I’d be willing to guess that you, my dear, have got some performance anxiety goin’ on yourself, possibly even big time. Sad to say, this difficulty often plagues younger women the most. Young women tend to have less self-esteem. And if they are new to sex, they may feel like they don’t know what they are doing, which can be both disturbing and distracting. On the other hand, if a young woman is not a sexual novice and she appears too knowledgeable about sex, she runs the risk of being labeled a slut. So basically, young women can’t win for losing. It’s friggin’ regrettable, but there ya have it.

So let’s see if we can get to the bottom of this, as it were. Let me ask you a few questions. First and foremost, where is your mind when you are having sex with a partner? Is it on the pleasure you are giving and receiving? Or is it, like so many people, on something other than the pleasurable sensations?

  • If your mind is busy with how you look, or how you smell, or if you are wondering if that birthmark is too obvious. Or if you’re worried about how accomplished you are at performing a particular sex act, or if you’re concerned about your partner feelings for you. Then you may have performance anxiety.
  • If you’re anxious about what your partner is thinking of you; or if he/she is turned on by you; or loves you; or is just bangin’ away at you like a slab of beef. Then you may have performance anxiety.
  • If you’re afraid to let go and have a screamin’ meme of an orgasm, because it might not look lady-like; or you’re not sure you can trust the person who’s bumpin’ you enough to just relax and enjoy the ride. Then you may have performance anxiety.

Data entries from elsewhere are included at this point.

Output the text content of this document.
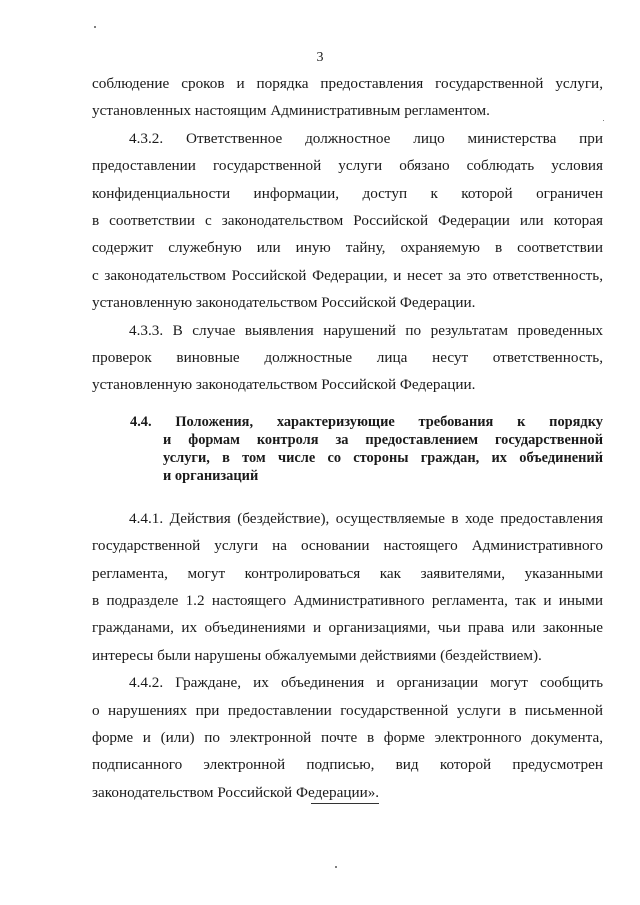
3
соблюдение сроков и порядка предоставления государственной услуги,
установленных настоящим Административным регламентом.
4.3.2. Ответственное должностное лицо министерства при
предоставлении государственной услуги обязано соблюдать условия
конфиденциальности информации, доступ к которой ограничен
в соответствии с законодательством Российской Федерации или которая
содержит служебную или иную тайну, охраняемую в соответствии
с законодательством Российской Федерации, и несет за это ответственность,
установленную законодательством Российской Федерации.
4.3.3. В случае выявления нарушений по результатам проведенных
проверок виновные должностные лица несут ответственность,
установленную законодательством Российской Федерации.
4.4. Положения, характеризующие требования к порядку
и формам контроля за предоставлением государственной
услуги, в том числе со стороны граждан, их объединений
и организаций
4.4.1. Действия (бездействие), осуществляемые в ходе предоставления
государственной услуги на основании настоящего Административного
регламента, могут контролироваться как заявителями, указанными
в подразделе 1.2 настоящего Административного регламента, так и иными
гражданами, их объединениями и организациями, чьи права или законные
интересы были нарушены обжалуемыми действиями (бездействием).
4.4.2. Граждане, их объединения и организации могут сообщить
о нарушениях при предоставлении государственной услуги в письменной
форме и (или) по электронной почте в форме электронного документа,
подписанного электронной подписью, вид которой предусмотрен
законодательством Российской Федерации».
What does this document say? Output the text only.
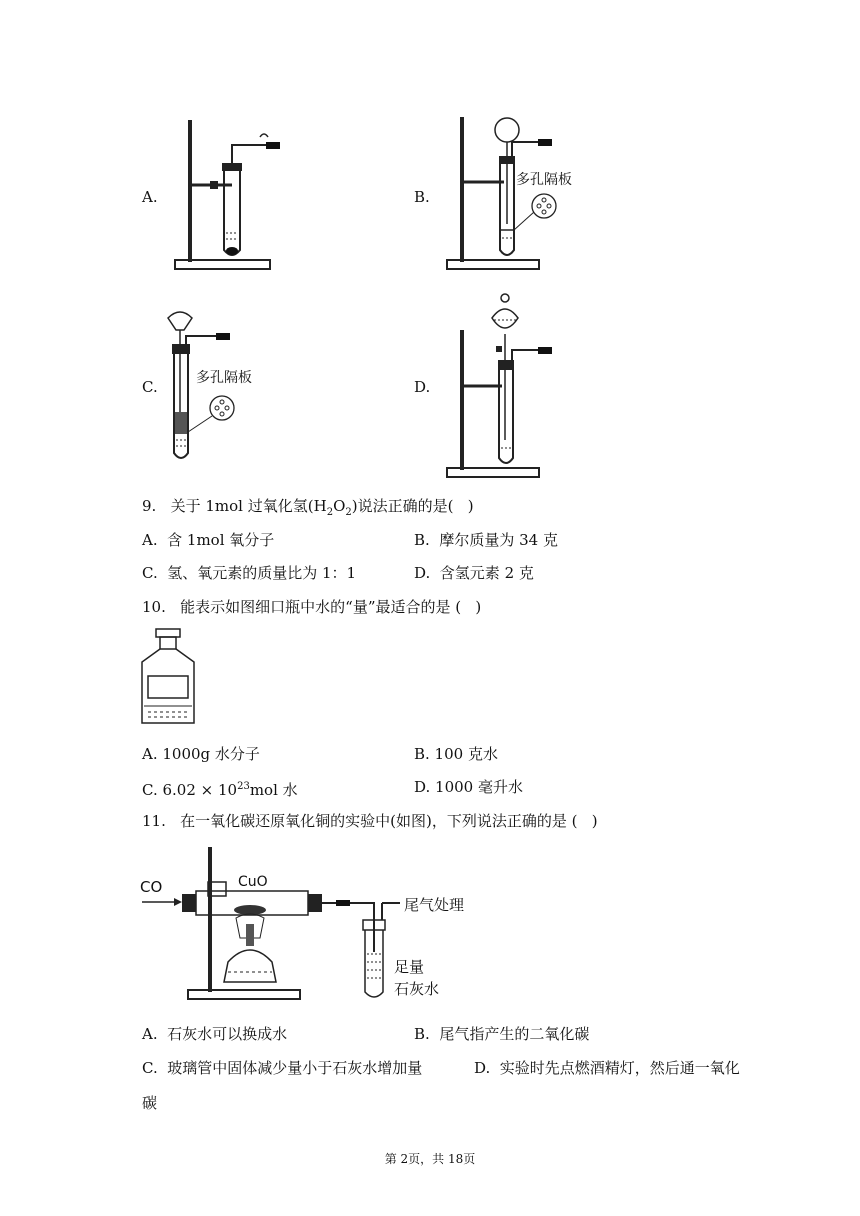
A.	B.
多孔隔板
C.	多孔隔板	D.
9.   关于 1mol 过氧化氢$(H_2O_2)$说法正确的是(   )
A.  含 1mol 氧分子	B.  摩尔质量为 34 克
C.  氢、氧元素的质量比为 1：1	D.  含氢元素 2 克
10.   能表示如图细口瓶中水的“量”最适合的是 (   )
A. 1000g 水分子	B. 100 克水
C. $6.02 \times 10^{23}mol$ 水	D. 1000 毫升水
11.   在一氧化碳还原氧化铜的实验中(如图)，下列说法正确的是 (   )
CO	CuO
尾气处理
足量
石灰水
A.  石灰水可以换成水	B.  尾气指产生的二氧化碳
C.  玻璃管中固体减少量小于石灰水增加量	D.  实验时先点燃酒精灯，然后通一氧化
碳
第 2页，共 18页
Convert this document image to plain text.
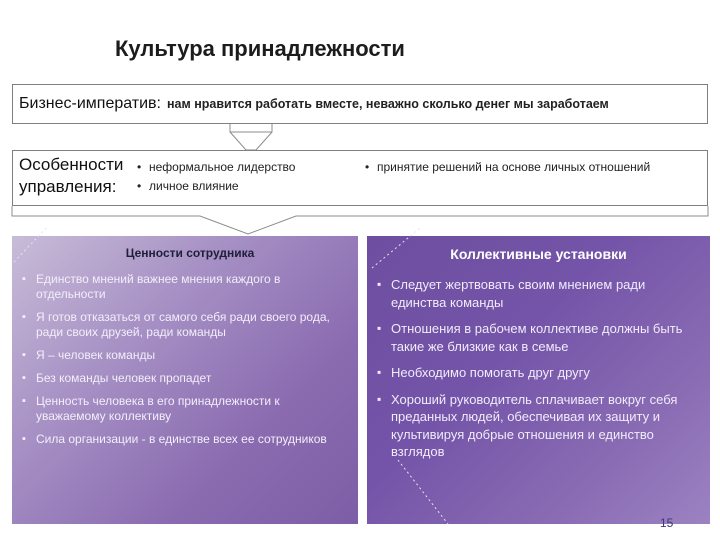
Культура принадлежности
Бизнес-императив: нам нравится работать вместе, неважно сколько денег мы заработаем
Особенности
управления:
• неформальное лидерство
• личное влияние
• принятие решений на основе личных отношений
Ценности сотрудника
▪ Единство мнений важнее мнения каждого в отдельности
▪ Я готов отказаться от самого себя ради своего рода, ради своих друзей, ради команды
▪ Я – человек команды
▪ Без команды человек пропадет
▪ Ценность человека в его принадлежности к уважаемому коллективу
▪ Сила организации - в единстве всех ее сотрудников
Коллективные установки
▪ Следует жертвовать своим мнением ради единства команды
▪ Отношения в рабочем коллективе должны быть такие же близкие как в семье
▪ Необходимо помогать друг другу
▪ Хороший руководитель сплачивает вокруг себя преданных людей, обеспечивая их защиту и культивируя добрые отношения и единство взглядов
15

This being said, performance anxiety is only one explanation for the problem you experience in partnered sex. Many women report that their partnered sex is not as satisfying as their solo sex, because they’re not able to stimulate themselves in the same fashion in partnered sex as you do when they’re jillin’ off on their own. If you are self-conscious about showing your partner the particulars of gettin yourself off, or too intimidated to incorporate a vibrator in your love making, you might not be getting the kind of stimulation you need when you need it. Thus you might be aroused, but not to the point of lettin’ one loose…if ya catch my drift.

Finally, one of the easiest solutions to this problem is to simply have a frank discussion with your partner(s) about what gets you off before the fuck-fest begins. That will clear the air of unnecessary anticipation and you both will be able to relax more into the event itself, rather than being distracted by the externals.